Last year, when confinement sent everyone home from mid-March, Angers opted for a blank season in its training center: no one entered, no one left.

This year, “we will not be able to keep everyone”. And we will have to juggle the restrictions to recruit future promotions, for example by allowing young people already spotted to come and try out. “I hope that we will not come to speak of a lost generation,” worries Abdel Bouhazama.

In Angers, there are currently 75 young people aged 15 to 20 under different types of contracts (training, aspirants, interns …), including 26 housed at the center. The club is indeed looking to recruit locally, proximity to the family remaining a guarantee of success for these teenagers subjected to intense stress: they know it, only a handful of them will become professional.

– Cascading closures –

All the clubs therefore focus on education, via agreements with high schools for courses with flexible hours, so that those who will have to leave do not do so empty-handed.

But here too, it is not easy and special attention is needed for the “lodged” who are only accommodated in high school one week out of two, and who return as little as possible on weekends to limit the risks.

So far, the Angers training center has only registered one case of Covid-19. Others have been less fortunate and have had to close temporarily in recent months, such as in Le Havre, Marseille, Nice or even currently in Lorient and Brest for the second time.

Under these conditions, the exemption allowing training centers to meet for friendly matches, even with tests a few days before, may seem risky.
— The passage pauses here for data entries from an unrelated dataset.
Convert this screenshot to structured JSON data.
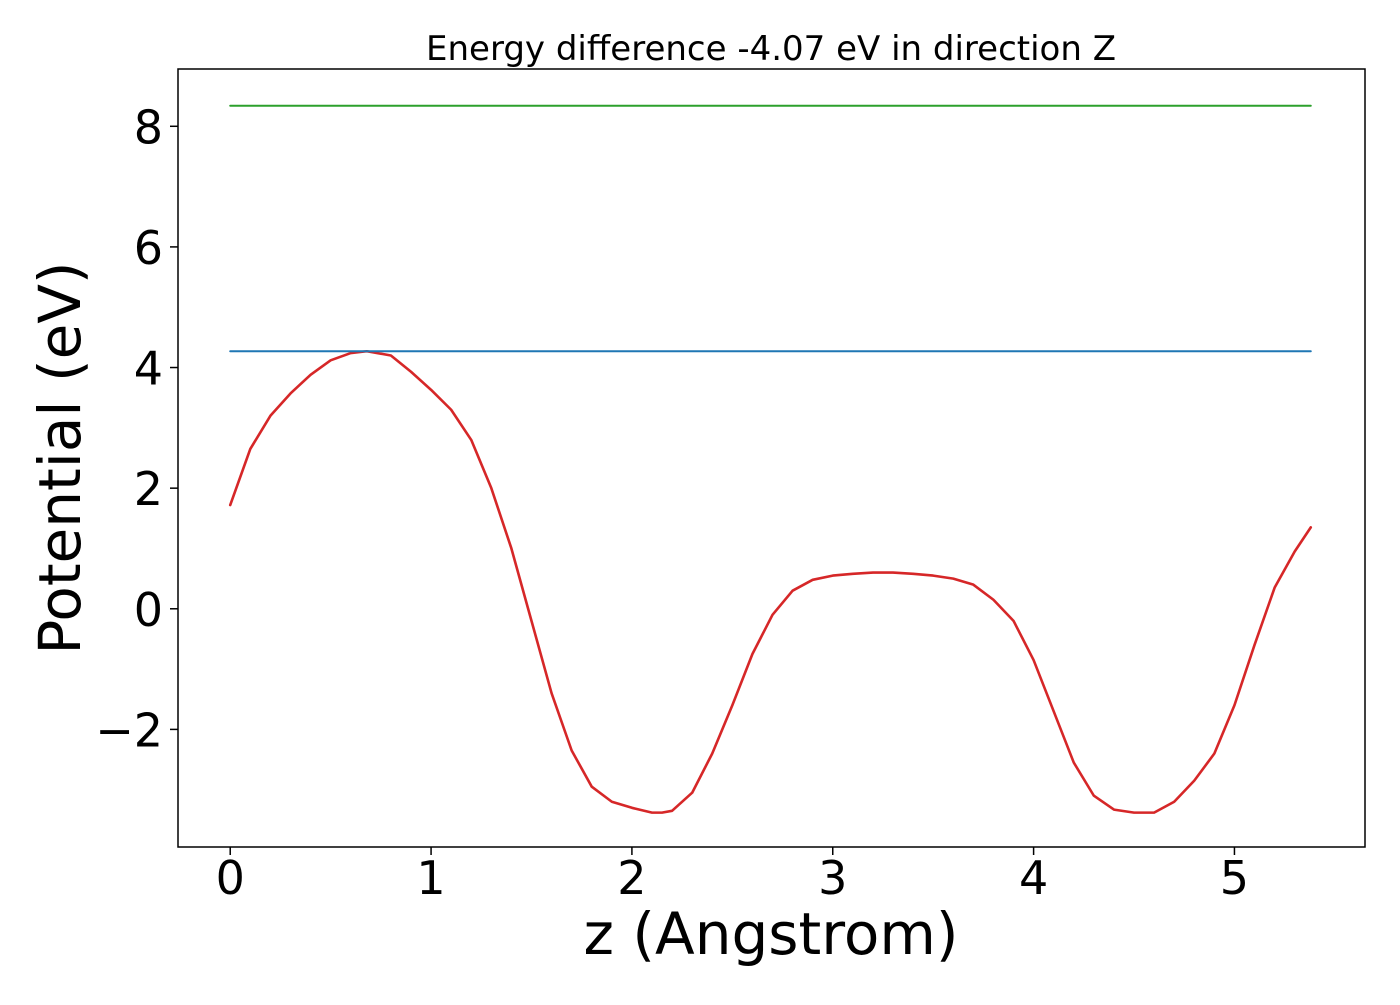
{
  "chart_data": {
    "type": "line",
    "title": "Energy difference -4.07 eV in direction Z",
    "xlabel": "z (Angstrom)",
    "ylabel": "Potential (eV)",
    "xlim": [
      -0.26,
      5.65
    ],
    "ylim": [
      -3.95,
      8.95
    ],
    "x_ticks": [
      0,
      1,
      2,
      3,
      4,
      5
    ],
    "x_tick_labels": [
      "0",
      "1",
      "2",
      "3",
      "4",
      "5"
    ],
    "y_ticks": [
      -2,
      0,
      2,
      4,
      6,
      8
    ],
    "y_tick_labels": [
      "−2",
      "0",
      "2",
      "4",
      "6",
      "8"
    ],
    "grid": false,
    "legend": false,
    "series": [
      {
        "color": "#d62728",
        "x": [
          0.0,
          0.1,
          0.2,
          0.3,
          0.4,
          0.5,
          0.6,
          0.68,
          0.8,
          0.9,
          1.0,
          1.1,
          1.2,
          1.3,
          1.4,
          1.5,
          1.6,
          1.7,
          1.8,
          1.9,
          2.0,
          2.1,
          2.15,
          2.2,
          2.3,
          2.4,
          2.5,
          2.6,
          2.7,
          2.8,
          2.9,
          3.0,
          3.1,
          3.2,
          3.3,
          3.4,
          3.5,
          3.6,
          3.7,
          3.8,
          3.9,
          4.0,
          4.1,
          4.2,
          4.3,
          4.4,
          4.5,
          4.6,
          4.7,
          4.8,
          4.9,
          5.0,
          5.1,
          5.2,
          5.3,
          5.38
        ],
        "y": [
          1.72,
          2.65,
          3.2,
          3.57,
          3.88,
          4.12,
          4.24,
          4.27,
          4.2,
          3.93,
          3.63,
          3.3,
          2.8,
          2.0,
          1.0,
          -0.2,
          -1.4,
          -2.35,
          -2.95,
          -3.2,
          -3.3,
          -3.38,
          -3.38,
          -3.35,
          -3.05,
          -2.4,
          -1.6,
          -0.75,
          -0.1,
          0.3,
          0.48,
          0.55,
          0.58,
          0.6,
          0.6,
          0.58,
          0.55,
          0.5,
          0.4,
          0.15,
          -0.2,
          -0.85,
          -1.7,
          -2.55,
          -3.1,
          -3.33,
          -3.38,
          -3.38,
          -3.2,
          -2.85,
          -2.4,
          -1.6,
          -0.6,
          0.35,
          0.95,
          1.35
        ]
      },
      {
        "color": "#1f77b4",
        "x": [
          0.0,
          5.38
        ],
        "y": [
          4.27,
          4.27
        ]
      },
      {
        "color": "#2ca02c",
        "x": [
          0.0,
          5.38
        ],
        "y": [
          8.34,
          8.34
        ]
      }
    ]
  }
}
In Nantes, a young person tested positive for Covid-19 after a match against the young people of Lorient shortly before the discovery of a cluster among the Merlus.

But even for those who still have time to prove themselves, like Mattéo Corduan, 18-year-old midfielder for the reserve team, “games are our favorite part of football.”

And then the financial crisis linked to the matches behind closed doors and the fiasco of TV rights could also accelerate the integration of certain young people into the professional group, as a measure of savings. They still have to be ready. “And the best training is that they play”, explains Abdel Bouhazama.